Nach einiger Zeit kam der alte Maler zurück; er wunderte sich gar nicht, einen Fremdling vor seiner Schwelle anzutreffen, sondern ging in seine Hütte, räumte auf, und spielte dann auf der Zither, als wenn niemand zugegen wäre. Franz betrachtete den Alten mit Verwunderung, der indessen wie ein Kind in seinem Hause saß, und zu erkennen gab, wie wohl ihm in seiner kleinen Heimat sei, unter den befreundeten, wohlbekannten Tönen seines Instrumentes. Als er sein Spiel geendigt, packte er Kräuter, Moos und Steine aus seinen Taschen, und legte sie sorgfältig in kleine Schachteln zurecht, indem er jedes aufmerksam betrachtete. Über manches lächelte er, anderes schien er mit einiger Verwunderung anzuschauen, indem er die Hände zusammenschlug, oder ernsthaft den Kopf schüttelte. Immer noch sah er nach Sternbald nicht hin, bis dieser endlich in das kleine Haus trat, und ihm seinen Gruß anbot. Der alte Mann gab ihm die Hand, und nötigte ihn schweigend, sich niederzusetzen, indem er sich weder verwunderte, noch ihn als einen Fremden genauer beachtete.

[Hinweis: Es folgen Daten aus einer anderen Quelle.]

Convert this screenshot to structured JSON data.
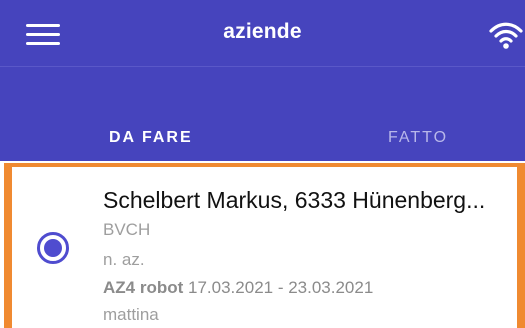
{
  "header": {
    "title": "aziende",
    "menu_icon": "hamburger-icon",
    "wifi_icon": "wifi-icon"
  },
  "tabs": [
    {
      "label": "DA FARE",
      "active": true
    },
    {
      "label": "FATTO",
      "active": false
    }
  ],
  "item": {
    "name": "Schelbert Markus, 6333 Hünenberg...",
    "org": "BVCH",
    "id_label": "n. az.",
    "robot_label": "AZ4 robot",
    "date_range": "17.03.2021 - 23.03.2021",
    "time_of_day": "mattina",
    "selected": true
  },
  "colors": {
    "header_bg": "#4644bd",
    "accent_orange": "#f08a31",
    "radio": "#4f4ccf"
  }
}
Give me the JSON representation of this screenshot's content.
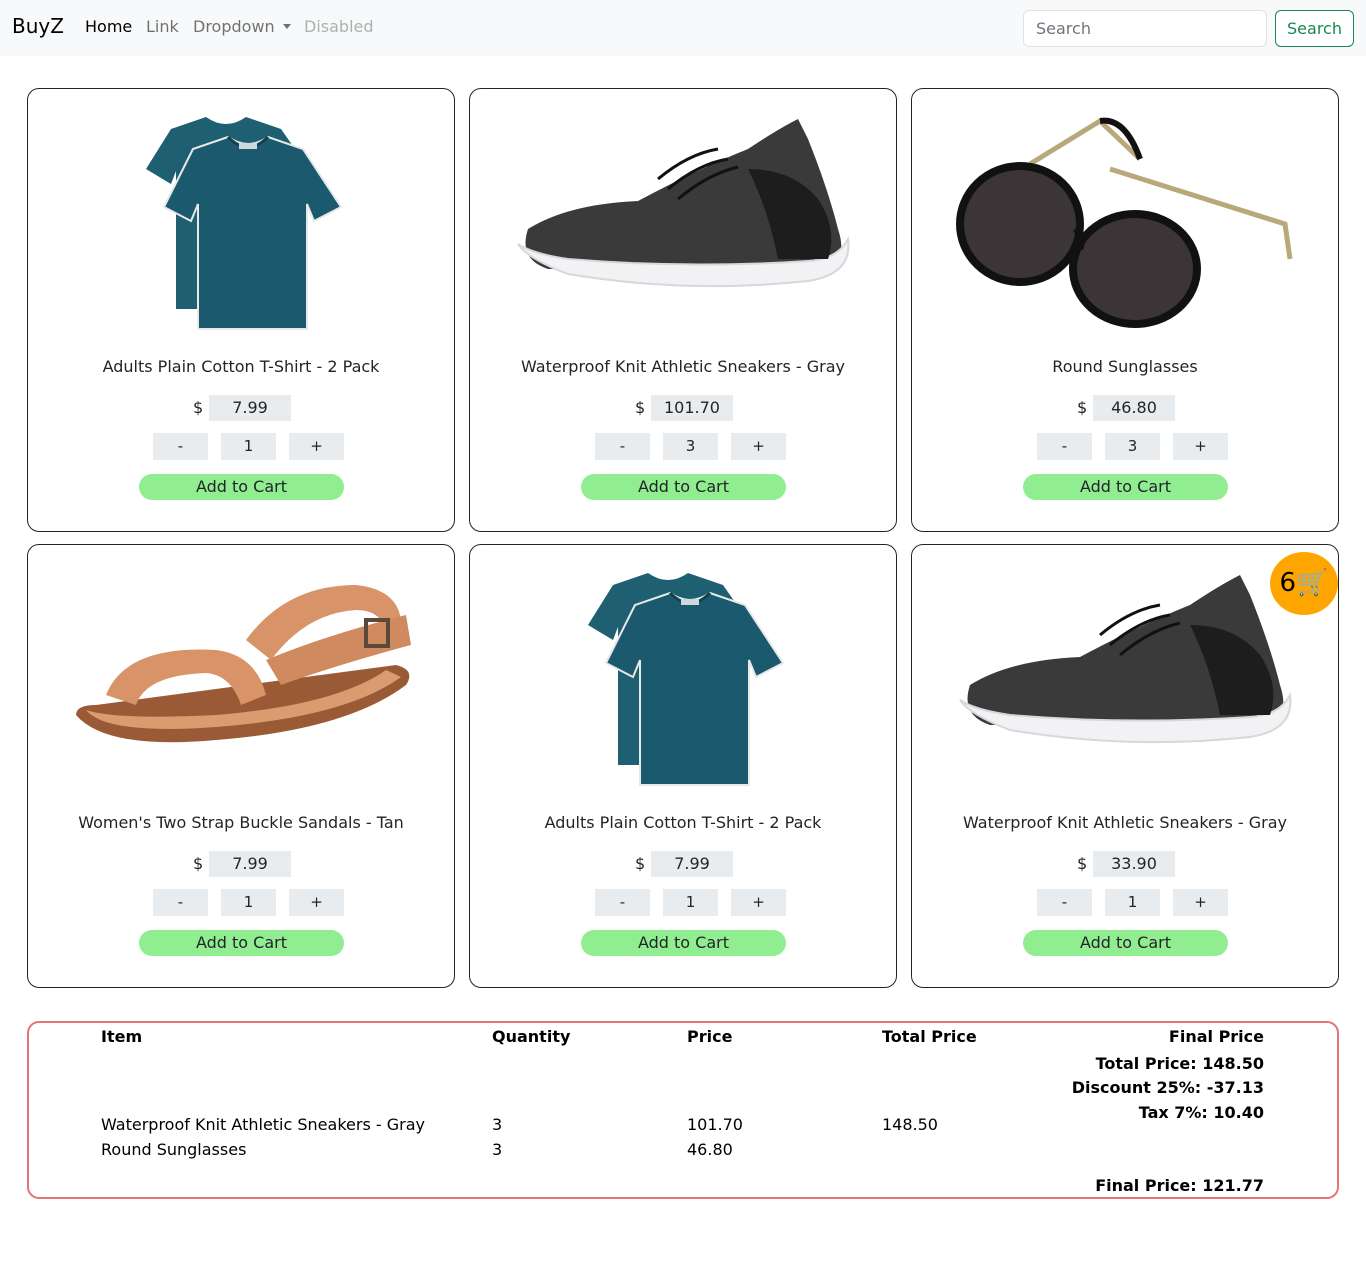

Die Hütte war mit mannigfaltigen Steinen aufgeputzt, Muscheln standen umher, durchmengt von seltsamen Kräutern, ausgestopften Tieren und Fischen, so daß das Ganze ein höchst abenteuerliches Ansehn erhielt. Stillschweigend holte der Alte unserm Freunde einige Früchte, die er ihm ebenfalls mit stummer Gebärde vorsetzte. Als Franz einige davon gegessen hatte, indem er immer den sonderbaren Menschen beobachtete, fing er mit diesen Worten das Gespräch an: »Ich habe mich schon seit lange darauf gefreut, Euch zu sehn, ich hoffe, Ihr zeigt mir auch einige von Euren Malereien, denn auf diese bin ich vorzüglich begierig, da ich mich selbst zur edlen Kunst bekenne.«

»Seid Ihr ein Maler?« rief der Alte aus, »nun wahrlich, so freut es mich, Euch hier zu sehn, seit lange ist mir keiner begegnet. Aber Ihr seid noch sehr jung, Ihr habt wohl schwerlich schon den rechten Sinn für die große Kunst.«

»Ich tue mein Mögliches«, antwortete Franz, »und will immer das Beste, aber ich fühle freilich wohl, daß das nicht zureicht.«

»Es ist immer schon genug«, rief jener aus; »freilich ist es nur wenigen gegeben, das Wahrste und Höchste auszudrücken, eigentlich können wir alle uns ihm nur nähern, aber wir haben unsern Zweck gewißlich schon erreicht, wenn wir das wollen und erkennen, was der Allmächtige in uns hineingelegt hat. Wir können in dieser Welt nur wollen, nur in Vorsätzen leben, das eigentliche Handeln liegt jenseits, und besteht gewiß aus den eigentlichsten, wirklichsten Gedanken, da in dieser bunten Welt alles in allem liegt. So hat sich der großmächtige Schöpfer heimlicher- und kindlicherweise durch seine Natur unsern schwachen Sinnen offenbart, er ist es nicht selbst, der zu uns spricht, weil wir dermalen zu schwach sind, ihn zu verstehn; aber er winkt uns zu sich, und in jedem Moose, in jeglichem Gestein ist eine geheime Ziffer verborgen, die sich nie hinschreiben, nie völlig erraten läßt, die wir aber beständig wahrzunehmen glauben. Fast ebenso macht es der Künstler: wunderliche, fremde, unbekannte Lichter scheinen aus ihm heraus, und er läßt die zauberischen Strahlen durch die Kristalle der Kunst den übrigen Menschen entgegenspielen, damit sie nicht vor ihm erschrecken, sondern ihn auf ihre Weise verstehn und begreifen. Nun vollendet sich das Werk, und dem es offenbart ist liegt ein weites Land, eine unabsehliche Aussicht da, mit allem Menschenleben, mit himmlischem Glanz überleuchtet, und heimlich sind Blumen hineingewachsen, von denen der Künstler selber nicht weiß, die Gottes Finger hineinwirkte, und die uns mit ätherischem Zauber anduften und uns still den Künstler als einen Liebling Gottes verkündigen. Seht, so denke ich über die Natur und über die Kunst.«

Franz erschrak vor sich selber, daß er aus dem Munde eines Mannes, den die übrigen Leute wahnsinnig nannten, seine eigensten Gedanken deutlich ausgesprochen hörte, so daß seine Ahndungen in anschaulichen Bildern vor ihm schwebten.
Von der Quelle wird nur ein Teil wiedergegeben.